First, we have what might be called the Fenderson level. The Fendersons are a family that anyone can belong to, if they simply say so. It is the same with the ISM. If you say you are an independent sacramental Christian, then – by automagical hocus pocus (hoc est corpus meum) – you are one. Fendersons have the additional power of making anyone else into a Fenderson, even if they don’t want to be. Unfortunately, we don’t have this power – but we are working on it! 🙂
Next, we have our sacramental membership in the Body of Christ – when Jesus looks upon us, and says of us, “Hoc est corpus meum.” While I am tempted to refer to this as our membership in the spiritual church – there is too much of a tendency to hear “spiritual” as ethereal and divorced from the world of bodies, trees, and bell towers. We are incorporated into Christ through very physical acts involving water, oil, bread, wine, and human touch. We join a history and a people, beyond the limits of denominational identity. It is not as if Presbyterian baptism makes you part of Christ’s left pinky, while Old Calendrist Greek baptism sends you to the tip of his nose. (You can speculate about where Indie Sacramental baptism might place you…) There is one baptism, joining each of us to the whole Christ.
Finally, we have membership in particular communities – local and broader. Despite rumors to the contrary, I belong to some defined communities – but I do not believe it is necessary to do so.

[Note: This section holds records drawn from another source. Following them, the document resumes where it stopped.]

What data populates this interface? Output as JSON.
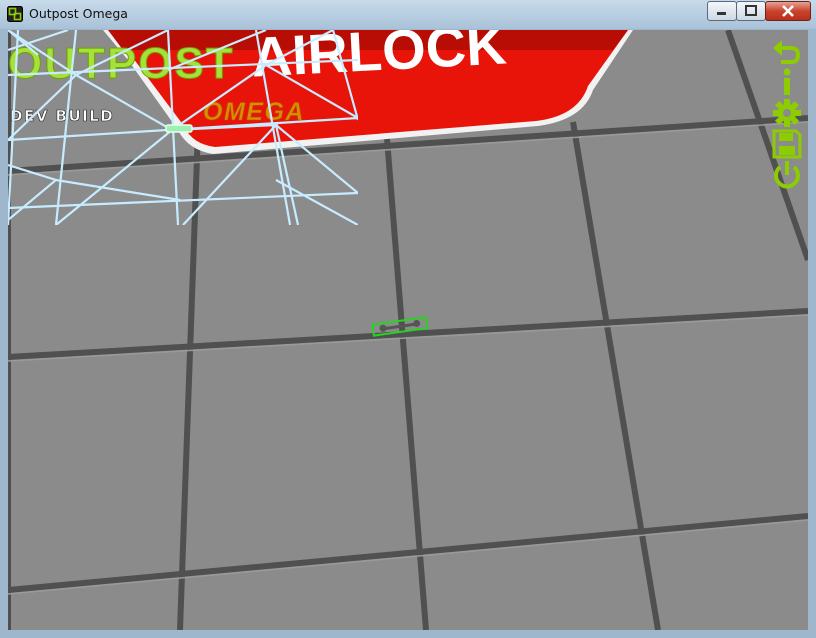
{
  "window": {
    "title": "Outpost Omega",
    "app_icon": "outpost-omega-app-icon",
    "controls": [
      "minimize-icon",
      "maximize-icon",
      "close-icon"
    ]
  },
  "game": {
    "logo_title": "OUTPOST",
    "logo_subtitle": "OMEGA",
    "build_label": "DEV BUILD",
    "sign_text": "AIRLOCK",
    "selected_item": "wrench",
    "colors": {
      "accent_green": "#8ccc00",
      "sign_red": "#e8140a",
      "subtitle_orange": "#e08a00",
      "floor": "#8a8a8a",
      "grid_line": "#4b4b4b",
      "selection": "#27d31e",
      "minimap_line": "#c8ecff"
    }
  },
  "hud": {
    "icons": [
      "undo-icon",
      "info-icon",
      "settings-gear-icon",
      "save-icon",
      "power-icon"
    ]
  }
}
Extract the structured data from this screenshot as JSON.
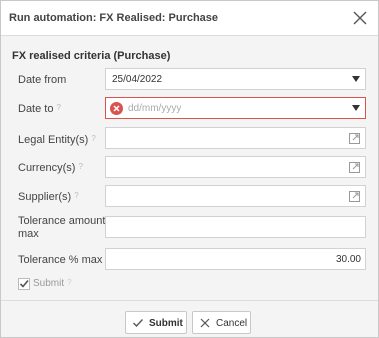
{
  "dialog": {
    "title": "Run automation: FX Realised: Purchase",
    "close_icon": "close-icon"
  },
  "section": {
    "title": "FX realised criteria (Purchase)"
  },
  "fields": {
    "date_from": {
      "label": "Date from",
      "value": "25/04/2022"
    },
    "date_to": {
      "label": "Date to",
      "placeholder": "dd/mm/yyyy",
      "error": true
    },
    "legal_entity": {
      "label": "Legal Entity(s)",
      "value": ""
    },
    "currency": {
      "label": "Currency(s)",
      "value": ""
    },
    "supplier": {
      "label": "Supplier(s)",
      "value": ""
    },
    "tolerance_amount": {
      "label": "Tolerance amount max",
      "value": ""
    },
    "tolerance_pct": {
      "label": "Tolerance % max",
      "value": "30.00"
    },
    "submit_checkbox": {
      "label": "Submit",
      "checked": true
    }
  },
  "help_mark": "?",
  "buttons": {
    "submit": "Submit",
    "cancel": "Cancel"
  },
  "colors": {
    "error": "#d9534f",
    "accent": "#6b8fae"
  }
}
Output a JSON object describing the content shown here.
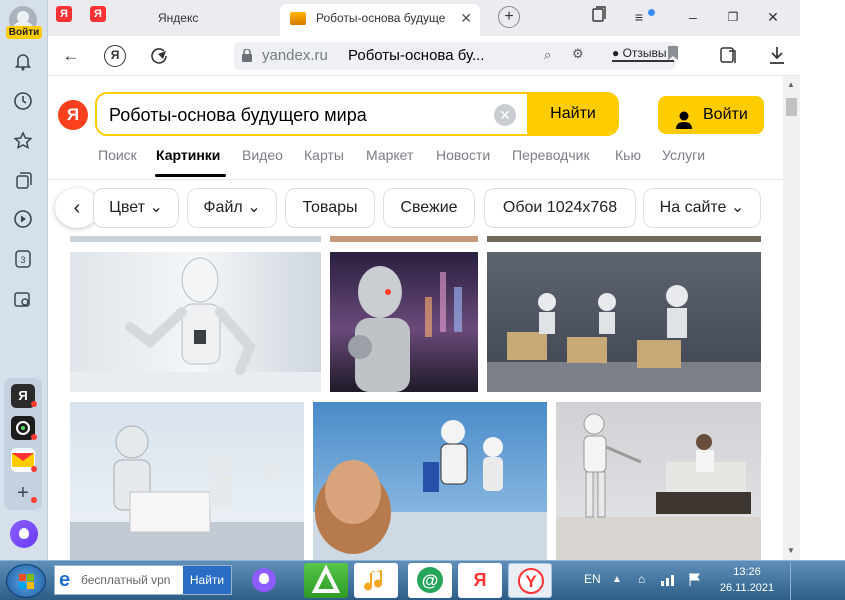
{
  "sidebar": {
    "login_badge": "Войти",
    "apps": [
      "Я",
      "3"
    ]
  },
  "tabs": [
    {
      "title": "Яндекс"
    },
    {
      "title": "Роботы-основа будуще"
    }
  ],
  "toolbar": {
    "domain": "yandex.ru",
    "page_title": "Роботы-основа бу...",
    "feedback": "Отзывы"
  },
  "search": {
    "logo": "Я",
    "query": "Роботы-основа будущего мира",
    "button": "Найти",
    "login": "Войти"
  },
  "services": [
    "Поиск",
    "Картинки",
    "Видео",
    "Карты",
    "Маркет",
    "Новости",
    "Переводчик",
    "Кью",
    "Услуги"
  ],
  "filters": [
    "Цвет",
    "Файл",
    "Товары",
    "Свежие",
    "Обои 1024x768",
    "На сайте"
  ],
  "taskbar": {
    "search_text": "бесплатный vpn",
    "search_button": "Найти",
    "lang": "EN",
    "time": "13:26",
    "date": "26.11.2021"
  },
  "colors": {
    "accent": "#ffcc00",
    "brand": "#fc3f1d"
  }
}
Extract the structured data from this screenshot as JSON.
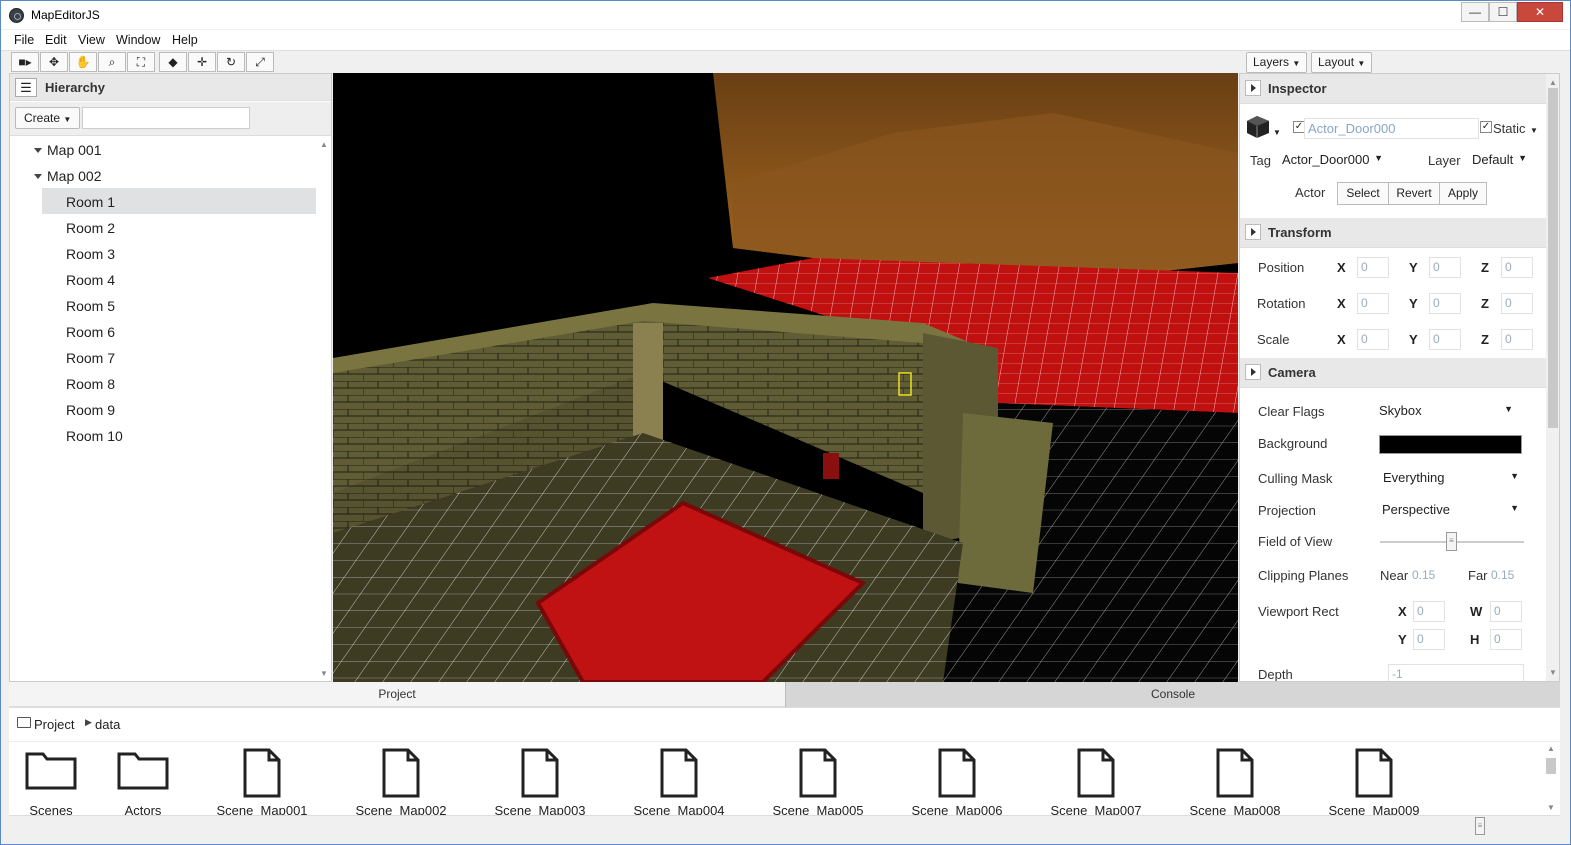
{
  "app": {
    "title": "MapEditorJS"
  },
  "window_controls": {
    "minimize": "—",
    "maximize": "☐",
    "close": "✕"
  },
  "menu": [
    "File",
    "Edit",
    "View",
    "Window",
    "Help"
  ],
  "toolbar": {
    "icons": [
      "video-camera-icon",
      "move-icon",
      "hand-icon",
      "zoom-icon",
      "fit-icon",
      "cube-icon",
      "translate-icon",
      "rotate-icon",
      "expand-icon"
    ],
    "layers_label": "Layers",
    "layout_label": "Layout"
  },
  "hierarchy": {
    "title": "Hierarchy",
    "create_label": "Create",
    "search_value": "",
    "tree": [
      {
        "label": "Map 001",
        "children": []
      },
      {
        "label": "Map 002",
        "children": [
          "Room 1",
          "Room 2",
          "Room 3",
          "Room 4",
          "Room 5",
          "Room 6",
          "Room 7",
          "Room 8",
          "Room 9",
          "Room 10"
        ]
      }
    ],
    "selected": "Room 1"
  },
  "inspector": {
    "title": "Inspector",
    "object_name": "Actor_Door000",
    "active_checked": true,
    "static_label": "Static",
    "static_checked": true,
    "tag_label": "Tag",
    "tag_value": "Actor_Door000",
    "layer_label": "Layer",
    "layer_value": "Default",
    "actor_label": "Actor",
    "select_btn": "Select",
    "revert_btn": "Revert",
    "apply_btn": "Apply",
    "transform": {
      "title": "Transform",
      "rows": [
        {
          "label": "Position",
          "x": "0",
          "y": "0",
          "z": "0"
        },
        {
          "label": "Rotation",
          "x": "0",
          "y": "0",
          "z": "0"
        },
        {
          "label": "Scale",
          "x": "0",
          "y": "0",
          "z": "0"
        }
      ],
      "axes": [
        "X",
        "Y",
        "Z"
      ]
    },
    "camera": {
      "title": "Camera",
      "clear_flags_label": "Clear Flags",
      "clear_flags_value": "Skybox",
      "background_label": "Background",
      "background_color": "#000000",
      "culling_mask_label": "Culling Mask",
      "culling_mask_value": "Everything",
      "projection_label": "Projection",
      "projection_value": "Perspective",
      "fov_label": "Field of View",
      "fov_slider": 0.5,
      "clipping_label": "Clipping Planes",
      "near_label": "Near",
      "near_value": "0.15",
      "far_label": "Far",
      "far_value": "0.15",
      "viewport_label": "Viewport Rect",
      "vp_x_label": "X",
      "vp_x": "0",
      "vp_w_label": "W",
      "vp_w": "0",
      "vp_y_label": "Y",
      "vp_y": "0",
      "vp_h_label": "H",
      "vp_h": "0",
      "depth_label": "Depth",
      "depth_value": "-1"
    }
  },
  "bottom": {
    "tabs": [
      "Project",
      "Console"
    ],
    "active_tab": "Project",
    "breadcrumb": [
      "Project",
      "data"
    ],
    "assets": [
      {
        "name": "Scenes",
        "type": "folder"
      },
      {
        "name": "Actors",
        "type": "folder"
      },
      {
        "name": "Scene_Map001",
        "type": "file"
      },
      {
        "name": "Scene_Map002",
        "type": "file"
      },
      {
        "name": "Scene_Map003",
        "type": "file"
      },
      {
        "name": "Scene_Map004",
        "type": "file"
      },
      {
        "name": "Scene_Map005",
        "type": "file"
      },
      {
        "name": "Scene_Map006",
        "type": "file"
      },
      {
        "name": "Scene_Map007",
        "type": "file"
      },
      {
        "name": "Scene_Map008",
        "type": "file"
      },
      {
        "name": "Scene_Map009",
        "type": "file"
      }
    ]
  },
  "colors": {
    "accent_red": "#d01010",
    "wall": "#6b6a3a",
    "ceiling": "#8a5a1c",
    "selection": "#dfe1e3"
  }
}
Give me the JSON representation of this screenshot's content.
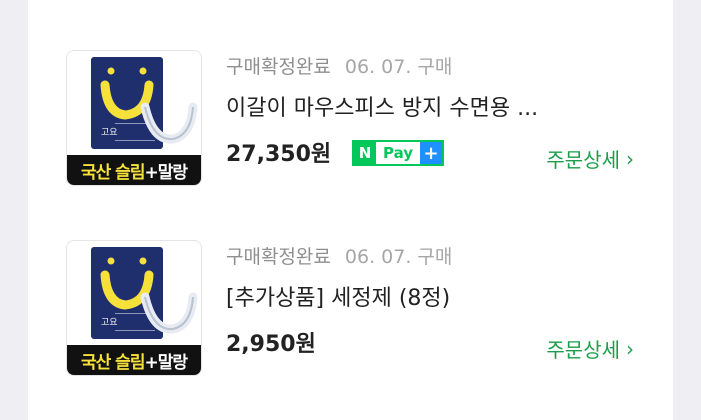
{
  "orders": [
    {
      "status": "구매확정완료",
      "date": "06. 07. 구매",
      "title": "이갈이 마우스피스 방지 수면용 ...",
      "price": "27,350원",
      "pay_badge": {
        "mark": "N",
        "label": "Pay",
        "plus": "+"
      },
      "detail_label": "주문상세",
      "detail_chevron": "›",
      "thumb": {
        "banner_yellow": "국산 슬림",
        "banner_white": "+말랑",
        "pkg_text": "고요"
      }
    },
    {
      "status": "구매확정완료",
      "date": "06. 07. 구매",
      "title": "[추가상품] 세정제 (8정)",
      "price": "2,950원",
      "detail_label": "주문상세",
      "detail_chevron": "›",
      "thumb": {
        "banner_yellow": "국산 슬림",
        "banner_white": "+말랑",
        "pkg_text": "고요"
      }
    }
  ],
  "colors": {
    "background": "#efeff3",
    "card": "#ffffff",
    "accent_green": "#1a9e4a",
    "npay_green": "#03c75a",
    "npay_blue": "#1e90ff"
  }
}
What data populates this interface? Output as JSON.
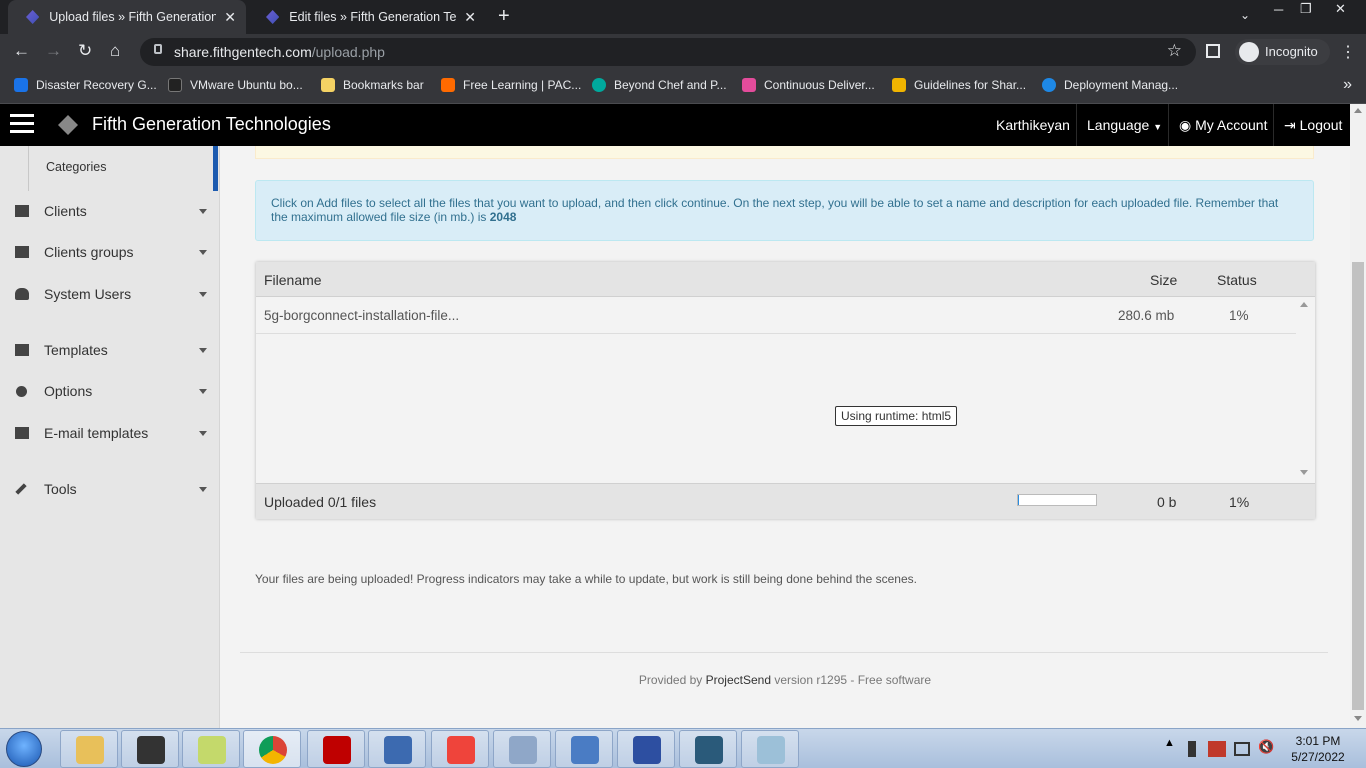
{
  "browser": {
    "tabs": [
      {
        "title": "Upload files » Fifth Generation Te",
        "active": true
      },
      {
        "title": "Edit files » Fifth Generation Techn",
        "active": false
      }
    ],
    "new_tab": "+",
    "tab_close": "✕",
    "url_host": "share.fithgentech.com",
    "url_path": "/upload.php",
    "profile_label": "Incognito",
    "window_controls": {
      "minimize": "─",
      "restore": "❐",
      "close": "✕"
    }
  },
  "bookmarks": [
    {
      "label": "Disaster Recovery G...",
      "color": "#1a73e8"
    },
    {
      "label": "VMware Ubuntu bo...",
      "color": "#222222"
    },
    {
      "label": "Bookmarks bar",
      "color": "#f4d264"
    },
    {
      "label": "Free Learning | PAC...",
      "color": "#ff6a00"
    },
    {
      "label": "Beyond Chef and P...",
      "color": "#00a99d"
    },
    {
      "label": "Continuous Deliver...",
      "color": "#e34c9b"
    },
    {
      "label": "Guidelines for Shar...",
      "color": "#f0b400"
    },
    {
      "label": "Deployment Manag...",
      "color": "#1e88e5"
    }
  ],
  "app": {
    "name": "Fifth Generation Technologies",
    "nav": {
      "user": "Karthikeyan",
      "language": "Language",
      "my_account": "My Account",
      "logout": "Logout"
    }
  },
  "sidebar": {
    "sub_item": "Categories",
    "items": [
      {
        "label": "Clients",
        "icon": "address-card-icon"
      },
      {
        "label": "Clients groups",
        "icon": "th-large-icon"
      },
      {
        "label": "System Users",
        "icon": "users-icon"
      },
      {
        "label": "Templates",
        "icon": "desktop-icon"
      },
      {
        "label": "Options",
        "icon": "cog-icon"
      },
      {
        "label": "E-mail templates",
        "icon": "envelope-icon"
      },
      {
        "label": "Tools",
        "icon": "wrench-icon"
      }
    ]
  },
  "info": {
    "text": "Click on Add files to select all the files that you want to upload, and then click continue. On the next step, you will be able to set a name and description for each uploaded file. Remember that the maximum allowed file size (in mb.) is ",
    "max_size": "2048"
  },
  "uploader": {
    "columns": {
      "filename": "Filename",
      "size": "Size",
      "status": "Status"
    },
    "files": [
      {
        "name": "5g-borgconnect-installation-file...",
        "size": "280.6 mb",
        "status": "1%"
      }
    ],
    "runtime_label": "Using runtime: html5",
    "footer": {
      "uploaded": "Uploaded 0/1 files",
      "size": "0 b",
      "status": "1%",
      "progress": 0.01
    }
  },
  "notice": "Your files are being uploaded! Progress indicators may take a while to update, but work is still being done behind the scenes.",
  "credits": {
    "prefix": "Provided by ",
    "link": "ProjectSend",
    "suffix": " version r1295 - Free software"
  },
  "taskbar": {
    "apps": [
      {
        "name": "explorer",
        "color": "#e8c05a"
      },
      {
        "name": "terminal",
        "color": "#333333"
      },
      {
        "name": "notes",
        "color": "#c4d96b"
      },
      {
        "name": "chrome",
        "color": "#db4437"
      },
      {
        "name": "filezilla",
        "color": "#bf0000"
      },
      {
        "name": "network-lock",
        "color": "#3c6ab0"
      },
      {
        "name": "anydesk",
        "color": "#ef443b"
      },
      {
        "name": "tools",
        "color": "#8fa7c8"
      },
      {
        "name": "control-panel",
        "color": "#4a7cc4"
      },
      {
        "name": "putty",
        "color": "#2d4fa1"
      },
      {
        "name": "mysql-workbench",
        "color": "#2a5a7a"
      },
      {
        "name": "notepad",
        "color": "#9cc0d8"
      }
    ],
    "time": "3:01 PM",
    "date": "5/27/2022"
  }
}
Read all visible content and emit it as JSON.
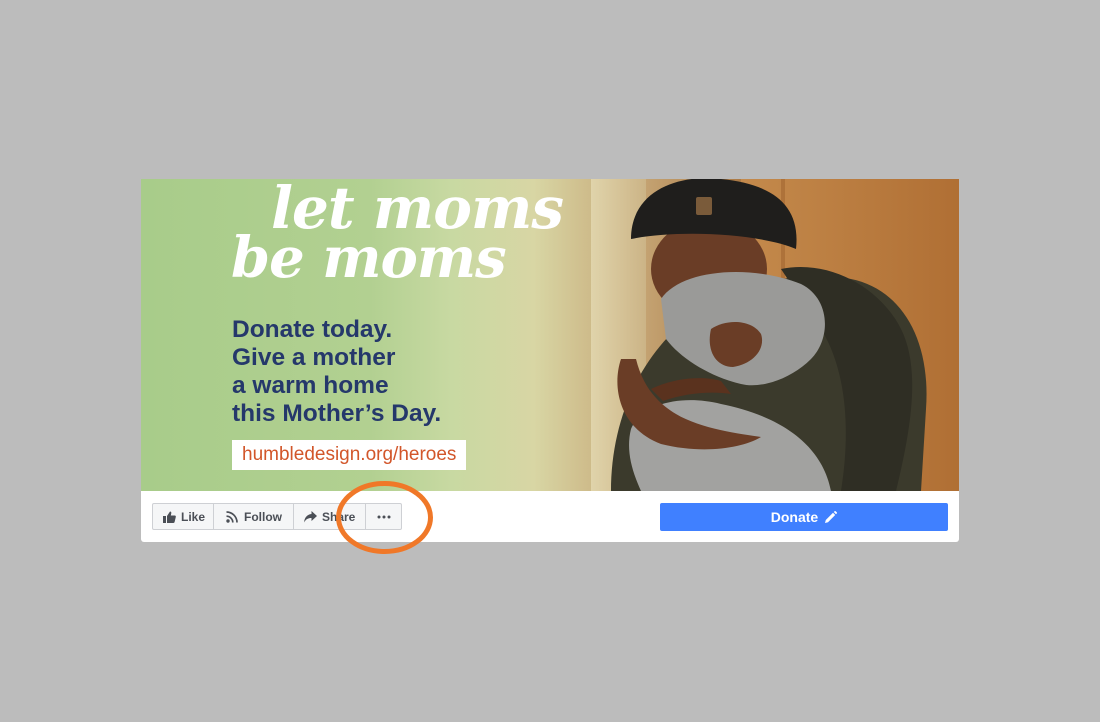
{
  "cover": {
    "script_title_line1": "let moms",
    "script_title_line2": "be moms",
    "tagline_lines": [
      "Donate today.",
      "Give a mother",
      "a warm home",
      "this Mother’s Day."
    ],
    "url": "humbledesign.org/heroes"
  },
  "actions": {
    "like": {
      "label": "Like",
      "icon": "thumbs-up-icon"
    },
    "follow": {
      "label": "Follow",
      "icon": "rss-icon"
    },
    "share": {
      "label": "Share",
      "icon": "share-arrow-icon"
    },
    "more": {
      "icon": "more-dots-icon"
    }
  },
  "donate": {
    "label": "Donate",
    "icon": "pencil-icon",
    "color": "#4080ff"
  },
  "annotation": {
    "ring_color": "#f07828"
  }
}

I have long been intrigued by Rosamonde Miller’s church in Palo Alto: they strive to be simply a “sanctuary for travelers,” whether those travelers stay for one day or twenty years. There is no formal membership to divide people into insiders and outsiders. Likewise, the Free Communion Service in Franklin is a temporary constellation composed of whoever shows up on a given Sunday, with the work done by those who volunteer to do it. Between meetings, it dissolves again into nothingness.
Membership is an area of considerable experimentation in the independent sacramental world, and (IMHO) well worth watching, as we try out new and old ways of being the Body of Christ together. Maybe y’all have some ideas or experiences to share?